つながる

ゆるまち編集部

2018.08.22

ゆるまち編集部

【ギネス認定!】今は幻のオブジェが高取町に

「奈良県高取町にギネス認定オブジェがあった」って知っていますか?
アルミ缶35,679個を積み上げて作った「日本一の山城・高取城」のオブジェがあったのです!高取城は、先日NHKの番組でも「最強の城」として紹介されていましたね。

残念ながら、そのオブジェはもう撤去されていて見ることはできませんが、地元のみなさんの熱い思いで完成したそのオブジェの軌跡をご紹介しようと思います。

 

はじまりは…

地元のNPO法人・住民の力(代表 野村幸治さん)が中心になり、『さらに観光客を呼び込める高取町の目玉を作りたい!』とギネス・ワールド・レコーズ™地域活性化委員会に挑戦できる記録について相談。

その結果、高齢者だけでも挑戦可能で、地域住民が協力しながら身近なもので世界一を生み出すことができるものを発見!

そして「アルミ缶を使った世界最大のオブジェ(正式記録名:Largest aluminium can sculpture)」に挑戦することになりました。

 

アルミ缶を使った世界最大のオブジェ


記録名:Largest aluminum can sculpture
記録:35,679個
認定日:2012年10月

城郭研究家の山内昭さんが製作した精巧な模型を基に設計図を作成し、オブジェ作りは着々と進みます。

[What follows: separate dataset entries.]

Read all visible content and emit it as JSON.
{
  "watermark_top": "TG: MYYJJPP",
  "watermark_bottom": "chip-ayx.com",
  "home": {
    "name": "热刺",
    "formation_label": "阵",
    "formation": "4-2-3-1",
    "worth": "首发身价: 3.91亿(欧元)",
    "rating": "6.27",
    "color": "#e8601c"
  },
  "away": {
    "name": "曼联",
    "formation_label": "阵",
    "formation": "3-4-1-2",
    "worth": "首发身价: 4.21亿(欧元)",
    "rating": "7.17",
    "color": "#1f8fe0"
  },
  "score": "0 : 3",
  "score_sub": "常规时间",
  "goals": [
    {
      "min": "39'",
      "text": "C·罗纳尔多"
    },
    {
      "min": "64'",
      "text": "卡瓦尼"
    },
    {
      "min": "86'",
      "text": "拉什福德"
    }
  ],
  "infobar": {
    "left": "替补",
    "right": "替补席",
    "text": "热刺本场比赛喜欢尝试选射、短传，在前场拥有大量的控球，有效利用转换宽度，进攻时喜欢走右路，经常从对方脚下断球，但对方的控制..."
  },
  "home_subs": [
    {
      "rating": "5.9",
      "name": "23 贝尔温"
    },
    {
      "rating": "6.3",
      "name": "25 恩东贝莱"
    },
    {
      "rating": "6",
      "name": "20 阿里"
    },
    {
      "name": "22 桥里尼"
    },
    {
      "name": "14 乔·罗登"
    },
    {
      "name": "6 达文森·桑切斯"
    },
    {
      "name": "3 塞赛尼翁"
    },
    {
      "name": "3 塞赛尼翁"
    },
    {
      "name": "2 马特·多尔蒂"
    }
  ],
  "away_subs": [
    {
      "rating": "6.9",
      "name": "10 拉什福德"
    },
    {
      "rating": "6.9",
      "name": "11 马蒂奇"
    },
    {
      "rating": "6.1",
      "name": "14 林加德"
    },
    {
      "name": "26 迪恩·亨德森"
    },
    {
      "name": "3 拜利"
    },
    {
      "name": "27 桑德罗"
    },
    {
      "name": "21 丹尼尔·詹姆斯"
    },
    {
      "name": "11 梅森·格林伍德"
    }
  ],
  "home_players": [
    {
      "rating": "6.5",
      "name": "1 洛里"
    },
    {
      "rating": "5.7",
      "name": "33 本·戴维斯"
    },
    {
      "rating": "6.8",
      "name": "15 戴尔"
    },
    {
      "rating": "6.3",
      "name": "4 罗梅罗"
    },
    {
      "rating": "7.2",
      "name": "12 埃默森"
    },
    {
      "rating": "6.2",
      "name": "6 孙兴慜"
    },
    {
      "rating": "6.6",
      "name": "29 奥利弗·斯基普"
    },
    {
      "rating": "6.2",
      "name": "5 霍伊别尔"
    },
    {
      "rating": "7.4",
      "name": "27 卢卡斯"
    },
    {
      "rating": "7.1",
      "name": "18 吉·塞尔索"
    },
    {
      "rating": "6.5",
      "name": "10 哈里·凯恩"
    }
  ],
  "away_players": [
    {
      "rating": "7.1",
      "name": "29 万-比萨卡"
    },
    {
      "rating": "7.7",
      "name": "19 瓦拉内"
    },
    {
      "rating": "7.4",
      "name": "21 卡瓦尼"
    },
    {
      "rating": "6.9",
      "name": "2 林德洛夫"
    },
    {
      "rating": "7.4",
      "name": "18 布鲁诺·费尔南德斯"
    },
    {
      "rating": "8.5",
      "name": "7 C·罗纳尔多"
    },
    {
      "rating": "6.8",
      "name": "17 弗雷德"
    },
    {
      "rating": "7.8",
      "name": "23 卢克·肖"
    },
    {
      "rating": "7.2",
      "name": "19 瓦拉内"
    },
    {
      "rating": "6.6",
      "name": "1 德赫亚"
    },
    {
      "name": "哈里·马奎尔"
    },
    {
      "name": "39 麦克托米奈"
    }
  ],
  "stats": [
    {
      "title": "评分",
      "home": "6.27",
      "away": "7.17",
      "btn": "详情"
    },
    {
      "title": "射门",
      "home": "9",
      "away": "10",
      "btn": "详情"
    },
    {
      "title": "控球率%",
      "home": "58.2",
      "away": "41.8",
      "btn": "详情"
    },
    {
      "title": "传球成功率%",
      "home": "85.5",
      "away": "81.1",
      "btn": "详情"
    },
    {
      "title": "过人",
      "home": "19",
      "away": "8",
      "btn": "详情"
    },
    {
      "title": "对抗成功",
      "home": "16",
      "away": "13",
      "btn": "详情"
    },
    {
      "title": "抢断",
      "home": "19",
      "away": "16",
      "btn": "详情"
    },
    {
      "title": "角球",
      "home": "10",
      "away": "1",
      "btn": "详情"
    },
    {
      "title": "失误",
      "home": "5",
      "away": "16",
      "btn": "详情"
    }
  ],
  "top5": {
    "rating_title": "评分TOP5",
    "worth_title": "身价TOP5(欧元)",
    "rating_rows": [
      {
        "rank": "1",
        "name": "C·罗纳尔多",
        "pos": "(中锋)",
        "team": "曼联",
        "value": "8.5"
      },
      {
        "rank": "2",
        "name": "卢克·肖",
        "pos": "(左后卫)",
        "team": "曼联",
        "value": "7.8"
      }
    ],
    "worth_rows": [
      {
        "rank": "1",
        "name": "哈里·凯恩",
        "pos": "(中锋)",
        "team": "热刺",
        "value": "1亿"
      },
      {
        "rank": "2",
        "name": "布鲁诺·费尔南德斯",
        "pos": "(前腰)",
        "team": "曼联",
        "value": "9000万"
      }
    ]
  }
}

2012年1月から、オブジェに使うビールのアルミ缶の回収が地元で始まりました。

そして、5月から土台パーツ組み立て作業、6月から石垣積みが始まりました。

10月に開催される一大イベント「町家の案山子めぐり」に間に合わせようと、炎天下での作業や高所での作業もがんばりました。台風の襲来に悩まされながらも、9月に無事オブジェ完成!

『観光客のみなさんに喜んでもらいたい!』という、地元の方の熱い気持ちが伝わってきますね!

 

103日間、延べ487人分の「地元の力」


空き缶のパーツ作りや空き缶積みの作業、寄付金集めや資料作成、詳細な設計図作成、写真やビデオ撮影、冷やし麦茶の用意などに、103日間延べ487人が参加(全て高齢者)したそうです。

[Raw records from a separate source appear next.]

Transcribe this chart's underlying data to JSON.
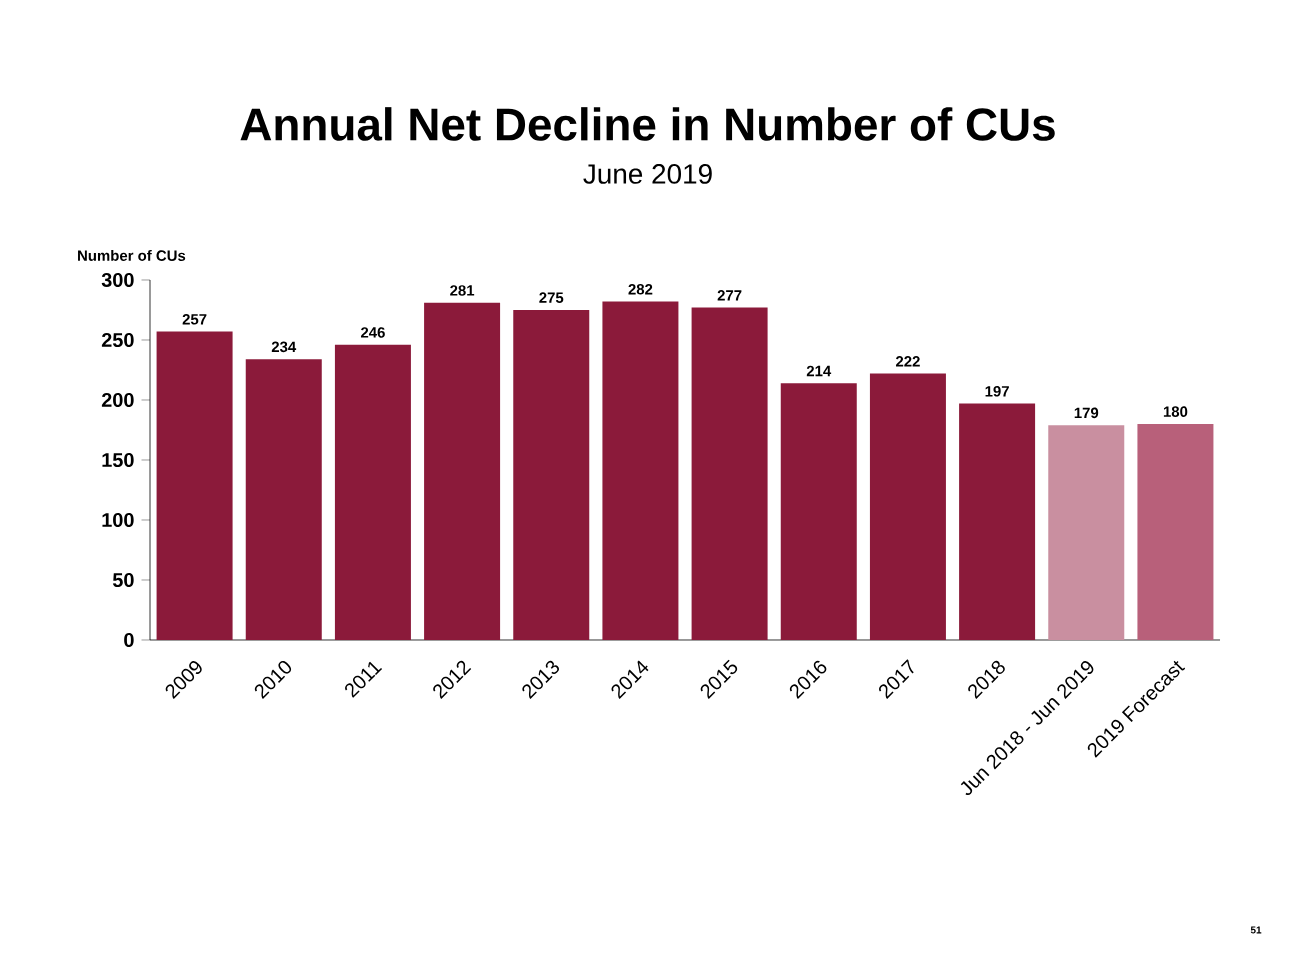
{
  "chart_data": {
    "type": "bar",
    "title": "Annual Net Decline in Number of CUs",
    "subtitle": "June 2019",
    "ylabel": "Number of CUs",
    "categories": [
      "2009",
      "2010",
      "2011",
      "2012",
      "2013",
      "2014",
      "2015",
      "2016",
      "2017",
      "2018",
      "Jun 2018 - Jun 2019",
      "2019 Forecast"
    ],
    "values": [
      257,
      234,
      246,
      281,
      275,
      282,
      277,
      214,
      222,
      197,
      179,
      180
    ],
    "colors": [
      "#8b1a3a",
      "#8b1a3a",
      "#8b1a3a",
      "#8b1a3a",
      "#8b1a3a",
      "#8b1a3a",
      "#8b1a3a",
      "#8b1a3a",
      "#8b1a3a",
      "#8b1a3a",
      "#c98fa0",
      "#b8607a"
    ],
    "ylim": [
      0,
      300
    ],
    "yticks": [
      0,
      50,
      100,
      150,
      200,
      250,
      300
    ],
    "grid": false,
    "data_labels": true,
    "annotations": [
      "51"
    ]
  }
}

『高齢者だけでも、みんなで力を合わせて世界一になれるんだということを全国の人に知ってもらいたい。アルミ缶の高取城を新たな地域のシンボルとして、観光客の皆さんにも見てもらいたい』

そんな願いが込められたオブジェだったのです。

空き缶の数も圧巻ですが、オブジェとしての完成度の高さにも感動しますよね。

 

残念ながら…

現在ギネス認定記録は更新されてしまい、高取城のオブジェを見ることは、もうできません。

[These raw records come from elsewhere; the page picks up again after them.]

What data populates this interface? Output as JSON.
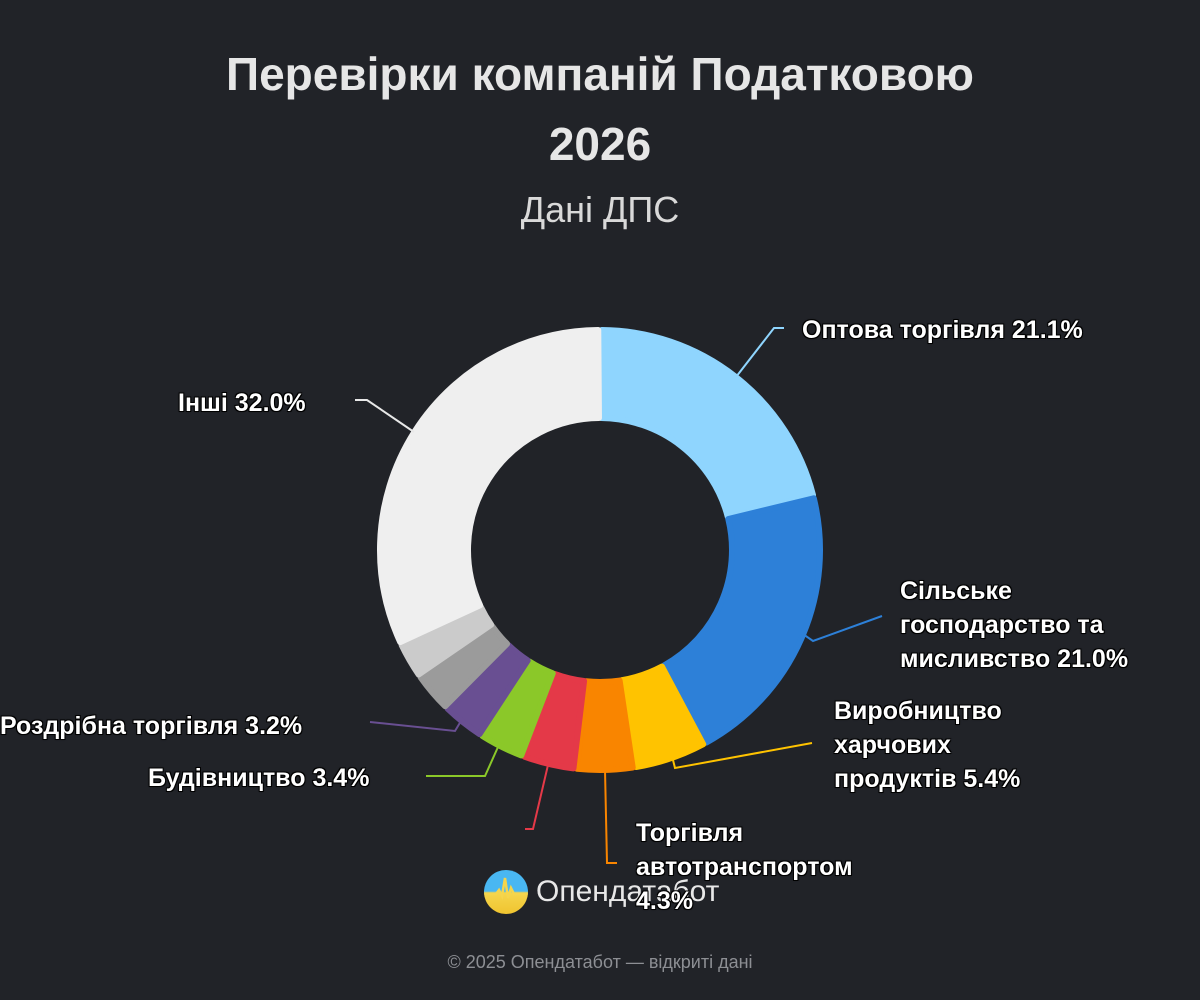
{
  "header": {
    "title_line1": "Перевірки компаній Податковою",
    "title_line2": "2026",
    "subtitle": "Дані ДПС"
  },
  "labels": {
    "wholesale": "Оптова торгівля 21.1%",
    "agri_1": "Сільське",
    "agri_2": "господарство та",
    "agri_3": "мисливство 21.0%",
    "food_1": "Виробництво",
    "food_2": "харчових",
    "food_3": "продуктів 5.4%",
    "auto_1": "Торгівля",
    "auto_2": "автотранспортом",
    "auto_3": "4.3%",
    "construction": "Будівництво 3.4%",
    "retail": "Роздрібна торгівля 3.2%",
    "other": "Інші 32.0%"
  },
  "logo": {
    "text": "Опендатабот",
    "icon": "opendatabot-logo-icon"
  },
  "footer": {
    "text": "© 2025 Опендатабот — відкриті дані"
  },
  "chart_data": {
    "type": "pie",
    "variant": "donut",
    "title": "Перевірки компаній Податковою 2026",
    "subtitle": "Дані ДПС",
    "center": [
      600,
      550
    ],
    "outer_radius": 220,
    "inner_radius": 132,
    "start_angle_deg": 0,
    "direction": "clockwise",
    "legend": "none (labels with leader lines)",
    "slices": [
      {
        "label": "Оптова торгівля",
        "value": 21.1,
        "color": "#8fd5fe",
        "labeled": true
      },
      {
        "label": "Сільське господарство та мисливство",
        "value": 21.0,
        "color": "#2d80d8",
        "labeled": true
      },
      {
        "label": "Виробництво харчових продуктів",
        "value": 5.4,
        "color": "#ffc300",
        "labeled": true
      },
      {
        "label": "Торгівля автотранспортом",
        "value": 4.3,
        "color": "#f98500",
        "labeled": true
      },
      {
        "label": "",
        "value": 3.9,
        "color": "#e43948",
        "labeled": false
      },
      {
        "label": "Будівництво",
        "value": 3.4,
        "color": "#8bc829",
        "labeled": true
      },
      {
        "label": "Роздрібна торгівля",
        "value": 3.2,
        "color": "#694f92",
        "labeled": true
      },
      {
        "label": "",
        "value": 3.0,
        "color": "#9b9b9b",
        "labeled": false
      },
      {
        "label": "",
        "value": 2.7,
        "color": "#cbcbcb",
        "labeled": false
      },
      {
        "label": "Інші",
        "value": 32.0,
        "color": "#efefef",
        "labeled": true
      }
    ]
  }
}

でも、「高取町の住民が一丸となって、とても活気あふれる素晴らしい取り組みをした」ということはみんなの心に残っています。

たくさんの観光客に楽しんでもらいたい!と願う心温かい町、高取町です。
そんな高取町に、ぜひ遊びに来てくださいね。

「次は何に挑戦しようか?」と日々ワクワクしている元気なシニア世代がたくさんいます。

 

そして今日もゆるりと時間が過ぎていきます……。